Però se guardiamo tra le righe vediamo che ci sono aspetti negativi. A partire dalla crescita. È ancora troppo bassa, un Pil che aumenta fra l’uno è il due per cento non è sufficiente per far segnare quell’inversione di tendenza necessaria per aggredire quello che anche da noi sta diventando un problema molto grave: la disoccupazione giovanile. Nella provincia di Forlì-Cesena è al 18,8 per cento. Il Riminese sta ancora peggio. È al 30,6.
Questo uno dei dati più significativi che emerge dalla lettura dei dati del Rapporto sull’economia 2017 presentato dalla Camera di commercio.
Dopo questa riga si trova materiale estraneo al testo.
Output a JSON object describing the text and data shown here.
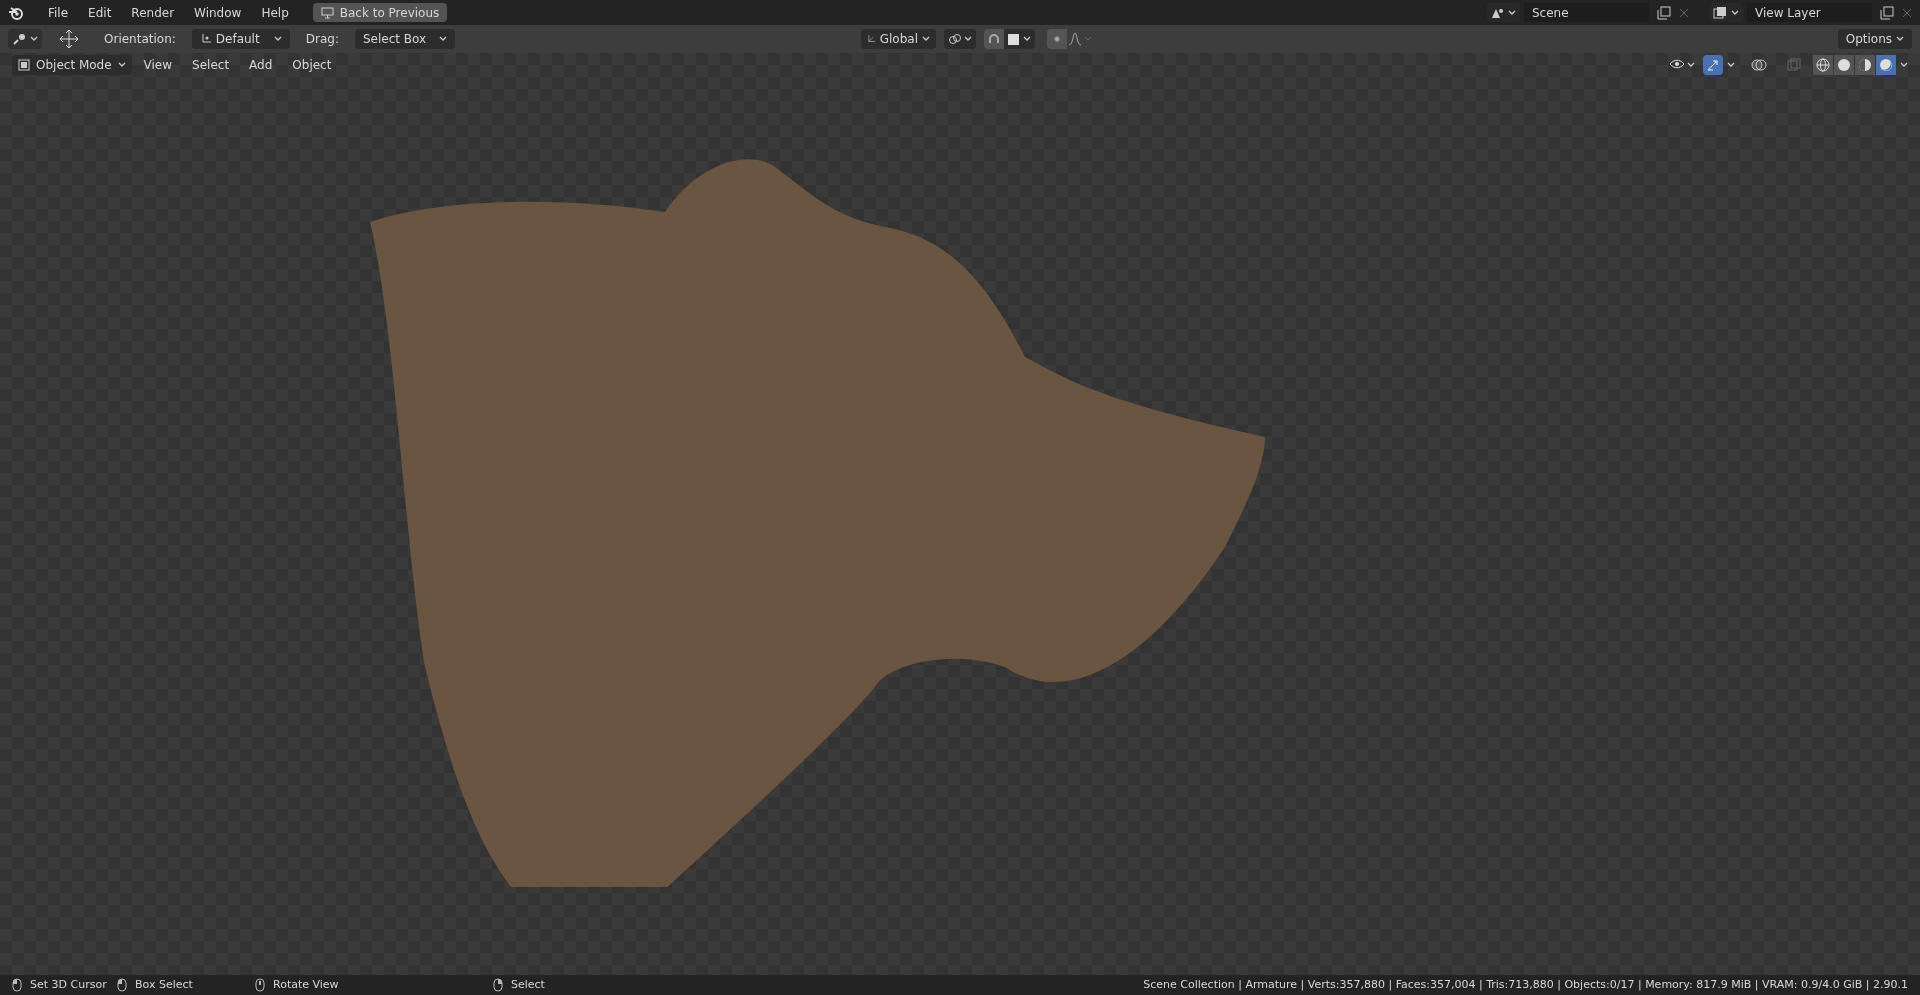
{
  "menu": [
    "File",
    "Edit",
    "Render",
    "Window",
    "Help"
  ],
  "back_button": {
    "label": "Back to Previous"
  },
  "scene": {
    "value": "Scene"
  },
  "view_layer": {
    "value": "View Layer"
  },
  "tool_header": {
    "orientation_label": "Orientation:",
    "orientation": "Default",
    "drag_label": "Drag:",
    "drag": "Select Box",
    "transform_space": "Global",
    "snap_on": false,
    "options": "Options"
  },
  "viewport_header": {
    "mode": "Object Mode",
    "menus": [
      "View",
      "Select",
      "Add",
      "Object"
    ],
    "gizmos_on": true,
    "shading": [
      {
        "kind": "wireframe",
        "selected": false
      },
      {
        "kind": "solid",
        "selected": false
      },
      {
        "kind": "material",
        "selected": false
      },
      {
        "kind": "rendered",
        "selected": true
      }
    ]
  },
  "status_bar": {
    "hints": [
      {
        "kind": "left",
        "label": "Set 3D Cursor"
      },
      {
        "kind": "drag",
        "label": "Box Select"
      },
      {
        "kind": "middle",
        "label": "Rotate View"
      },
      {
        "kind": "right",
        "label": "Select"
      }
    ],
    "stats": "Scene Collection | Armature | Verts:357,880 | Faces:357,004 | Tris:713,880 | Objects:0/17 | Memory: 817.9 MiB | VRAM: 0.9/4.0 GiB | 2.90.1"
  }
}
C’è un però un altro elemento sul quale vale la pena soffermarsi per fare una profonda riflessione. Le figure più ricercate sono: cuochi, camerieri e professionalità dei servizi turistici; commessi; personale non qualificato nella pulizia e nei servizi alle persone, conduttori di mezzi di trasporto. Oltretutto con il 66 per cento delle entrate previste a tempo determinato. Insomma un livello diciamo medio basso, mentre è fuori di dubbio che il futuro passa dalla competitività e per quella è fondamentale la capacità di fare qualità.
Per questo ritengo si debba far tesoro delle parole di Fabrizio Moretti, presidente della Camera di commercio della Romagna. Ha detto: “Per lo sviluppo dei prossimi 10-20 anni della Romagna occorre mettere in campo un ‘Piano strategico’ sul modello di quello del Comune di Rimini. Così da migliorare, attraverso l’innovazione, la competitività delle persone, delle imprese e del territorio, puntando a una crescita intelligente, sostenibile e inclusiva”.
Del resto è l’unica strada che abbiamo se vogliamo continuare a galleggiare. Il futuro non è roseo. Per nulla. Significativo è un articolo apparso ieri su repubblica.it (sezione economia). Barbara Ardù scrive che demografia e automazione nel giro di dieci anni cambieranno l’economia Usa. Il risultato sarà un calo del Pil. Uno studio di Karen Harris, managing director di Bain&Company, mostra uno scenario inquietante. E suggerisce a imprese e investitori di farsi una domanda: “Chi saranno i miei clienti futuri?”
E noi crediamo di stare meglio? Io credo proprio di no. E i dati lo dimostrano. Ma è altrettanto grave che nessuno ne parli. Soprattutto i politici. Ma non solo. Certo, se il problema fosse un senso unico la mobilitazione sarebbe maggiore.